Les Canadiens français ont longtemps accouru dans les galas de lutte afin d’y voir performer leurs idoles, qui s’appelaient Maurice « Mag Dog » Vachon, Yvon Robert et Édouard Charpentier. Le monde de la lutte a changé, mais les lutteurs demeurent de réels passionnés.

 

© 2013 La Liberté (Manitoba)
Le Franco-Manitobain Jean Gaultier a créé le lutteur MARIUS, un leader spirituel qui penche du côté des méchants et qui s’illustre sur le ring depuis 2004.

Plusieurs se souviennent des soirées de galas de lutte organisés dans les sous-sols d’églises, alors que Maurice « Mag Dog » Vachon provoquait ses adversaires. Cet univers est toujours vivant au Manitoba, et les lutteurs sont toujours aussi passionnés.

Jean Gaultier est l’un de ces passionnés, qui monte dans l’arène pour personnifier le lutteur MARIUS, dans des évènements qui allient sport et spectacle.

« J’ai toujours été fanatique de lutte. Je ne me souviens pas d’un moment où je ne l’écoutais pas à la télévision, indique Jean Gaultier. Avec Internet, je me suis mis à suivre plusieurs compagnies, pas seulement la World Wrestling Entertainment. »

Il n’en fallait donc pas beaucoup pour le convaincre de faire le saut sur le ring.

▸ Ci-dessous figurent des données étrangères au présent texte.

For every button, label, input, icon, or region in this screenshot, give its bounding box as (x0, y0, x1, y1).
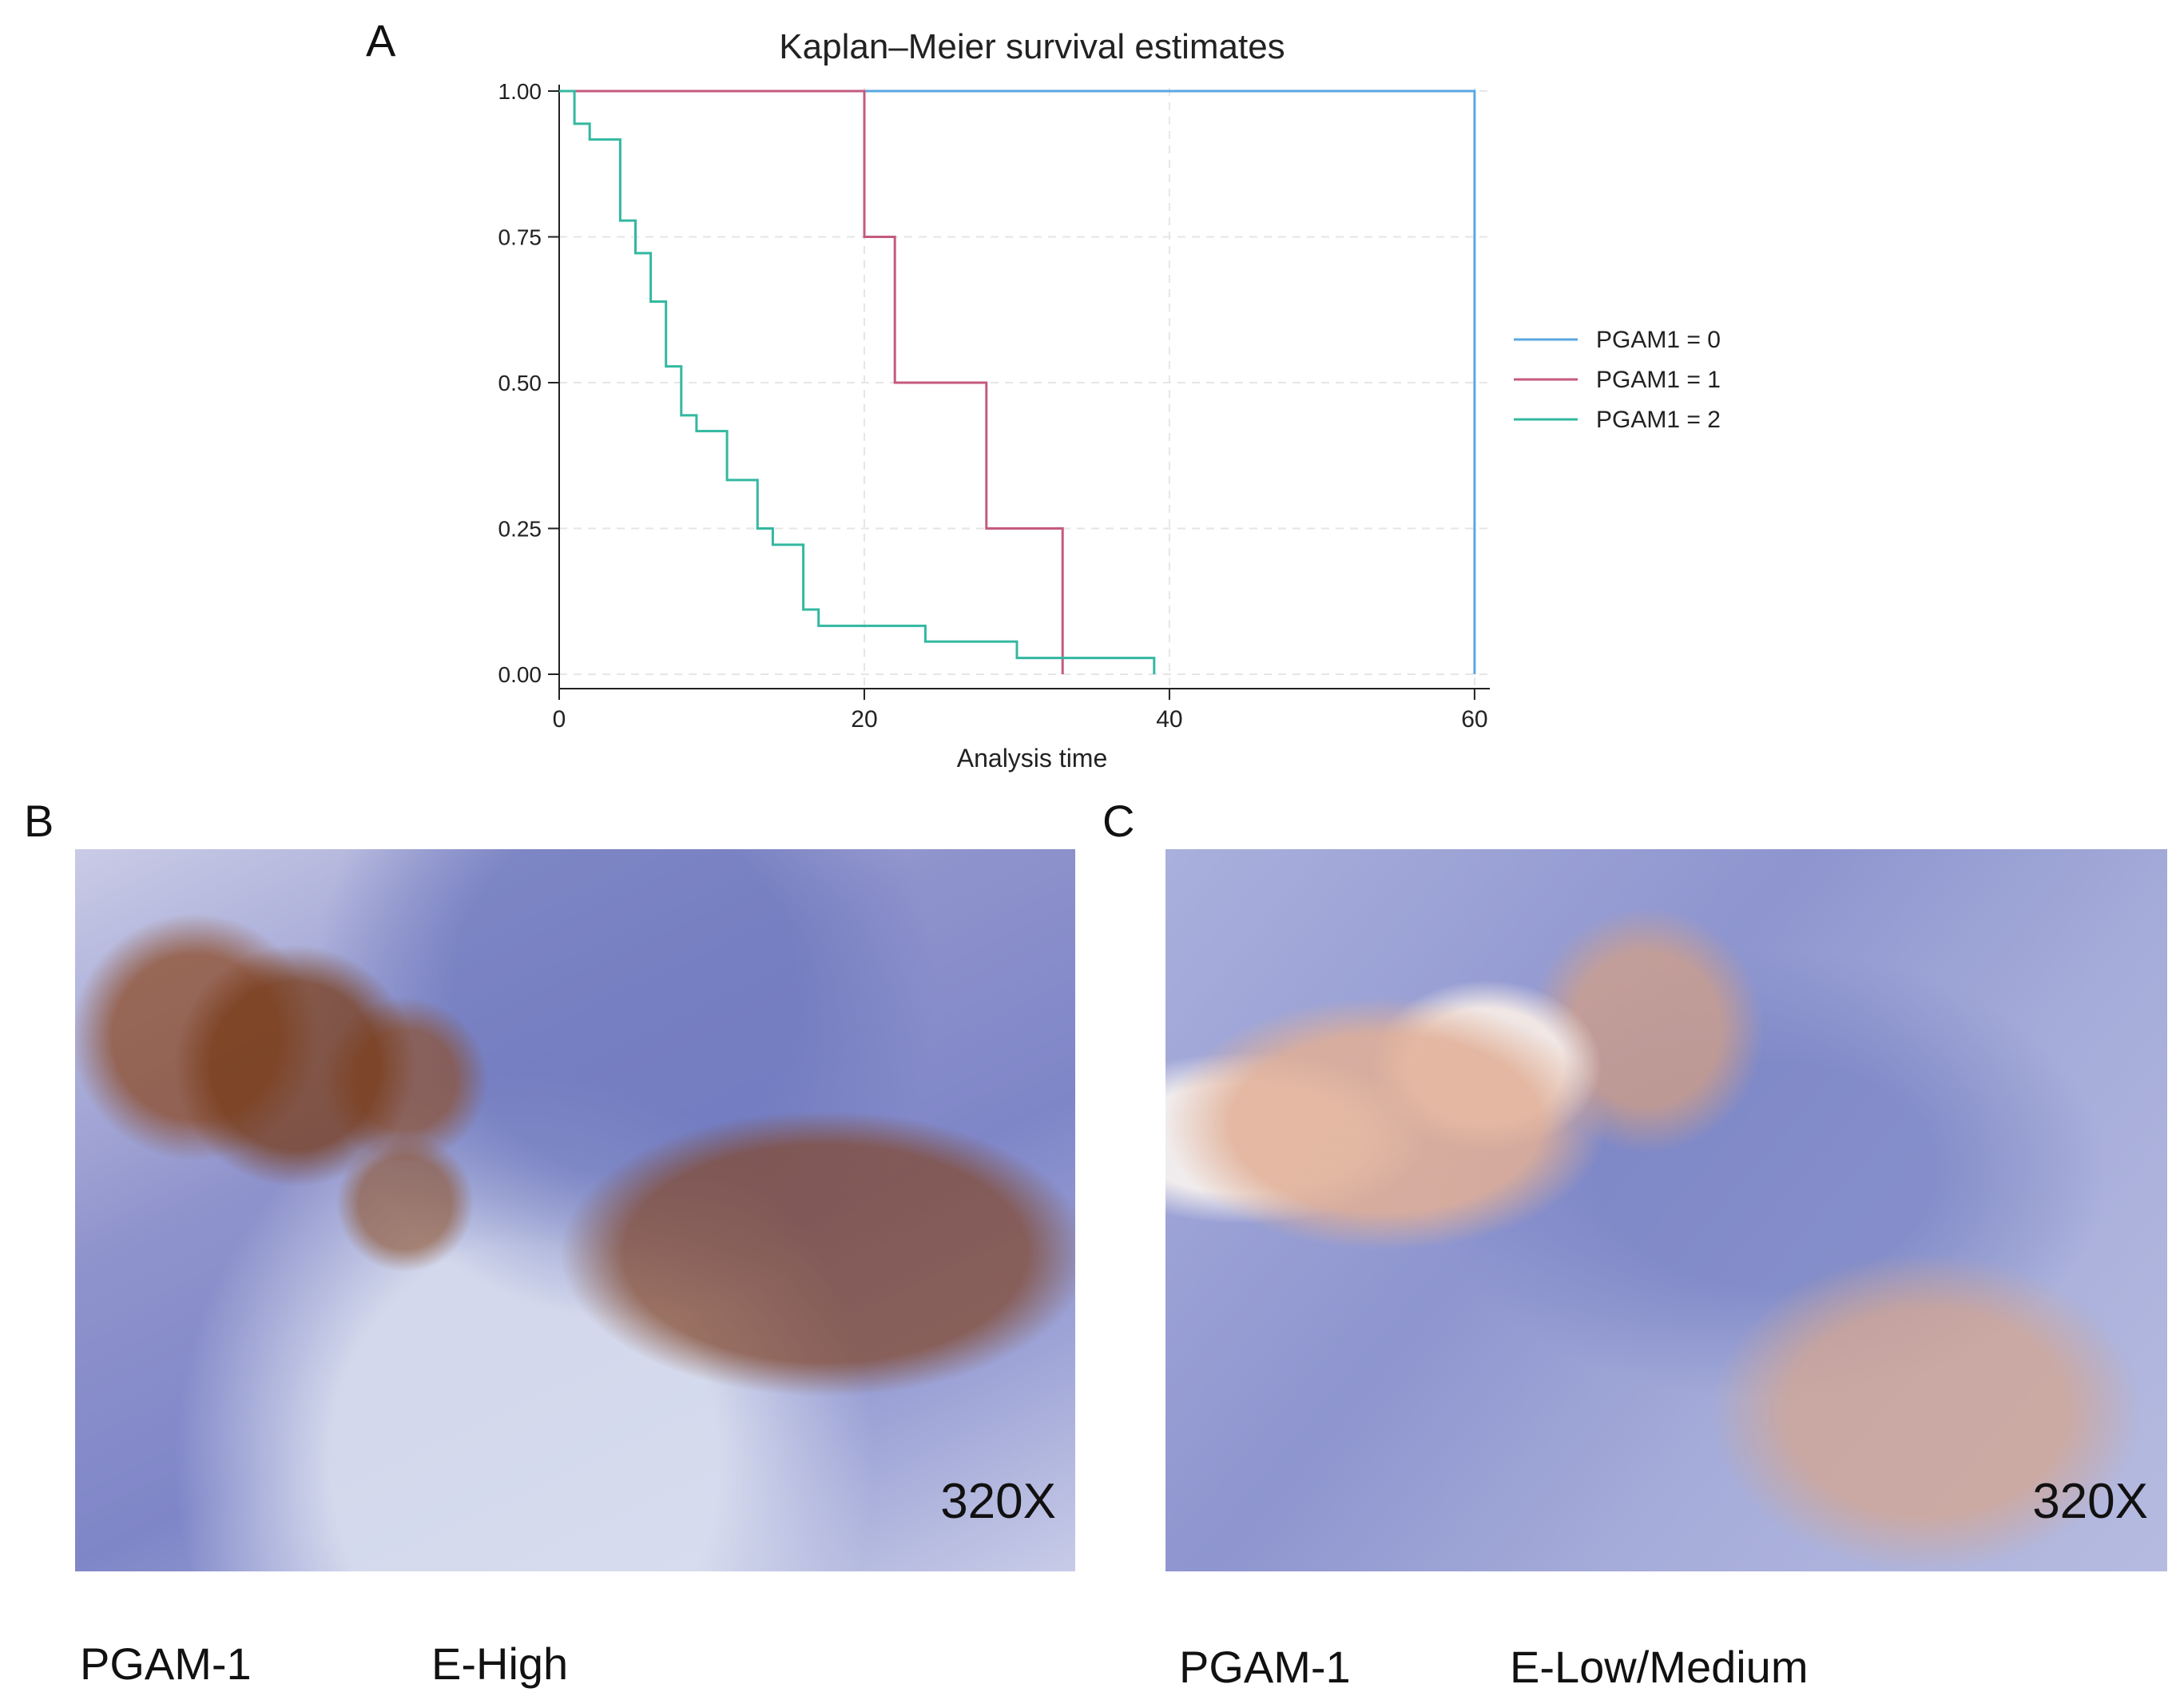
x-tick-label: 60 (1461, 706, 1487, 733)
x-tick-label: 40 (1156, 706, 1182, 733)
legend-label: PGAM1 = 2 (1596, 407, 1721, 433)
magnification-label: 320X (2032, 1474, 2148, 1529)
x-axis-label: Analysis time (957, 744, 1108, 773)
panel-letter-c: C (1102, 796, 1135, 846)
legend-label: PGAM1 = 1 (1596, 367, 1721, 393)
survival-line-pgam1-1 (559, 89, 1064, 674)
stained-micrograph-e-low-medium: 320X (1165, 849, 2167, 1571)
y-tick-label: 0.25 (498, 517, 542, 542)
chart-title: Kaplan–Meier survival estimates (779, 27, 1285, 66)
y-tick-label: 0.75 (498, 225, 542, 250)
survival-line-pgam1-2 (559, 89, 1156, 674)
stained-micrograph-e-high: 320X (75, 849, 1075, 1571)
x-tick-label: 0 (553, 706, 566, 733)
kaplan-meier-chart: Kaplan–Meier survival estimates Analysis… (498, 27, 1721, 773)
y-tick-label: 0.50 (498, 371, 542, 395)
magnification-label: 320X (940, 1474, 1056, 1529)
caption-b-marker: PGAM-1 (80, 1638, 252, 1689)
caption-c-level: E-Low/Medium (1510, 1642, 1809, 1692)
x-tick-label: 20 (851, 706, 877, 733)
caption-b-level: E-High (431, 1638, 569, 1689)
y-tick-label: 0.00 (498, 662, 542, 687)
legend-label: PGAM1 = 0 (1596, 327, 1721, 353)
panel-letter-b: B (24, 796, 54, 846)
panel-letter-a: A (366, 15, 396, 66)
y-tick-label: 1.00 (498, 79, 542, 104)
caption-c-marker: PGAM-1 (1179, 1642, 1351, 1692)
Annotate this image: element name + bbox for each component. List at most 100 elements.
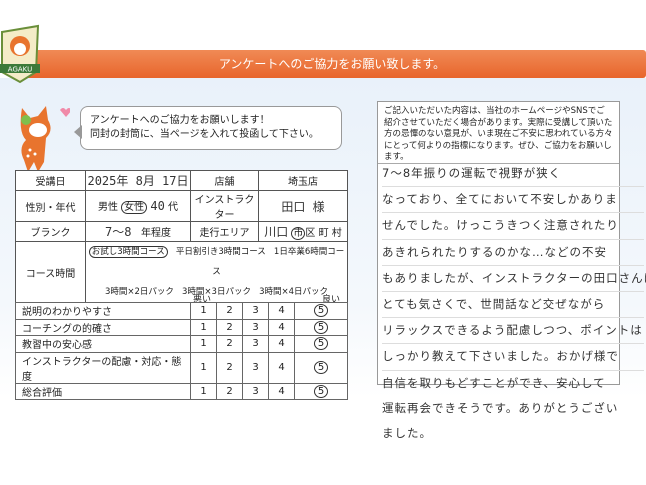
rating-number: 1	[200, 362, 207, 373]
rating-option: 2	[216, 318, 244, 336]
rating-number: 4	[278, 321, 285, 333]
rating-number: 4	[278, 385, 285, 397]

« En 2003, nous avons démé­nagé à Winnipeg, raconte celui qui est originaire de Notre-Dame-de-Lourdes. En mars 2004, j’ai commencé à fréquenter une école de lutte et en juin 2004, j’ai fait mes débuts sur le ring.

« Au début, on apprend à bien tomber, pour minimiser les impacts sur le corps, parce qu’il faut se protéger, tout en ayant l’air esthétique et naturel, poursuit Jean Gaultier. Ensuite, on apprend quelques prises de base, comme les clés de bras, clés de tête, et ça devient un peu plus poussé et technique, comme l’utilisation des câbles. »

Mais ceci est la partie technique de l’entraînement, puisque les lutteurs doivent s’assurer de demeurer en forme, parce que la lutte est un sport très exigeant physiquement.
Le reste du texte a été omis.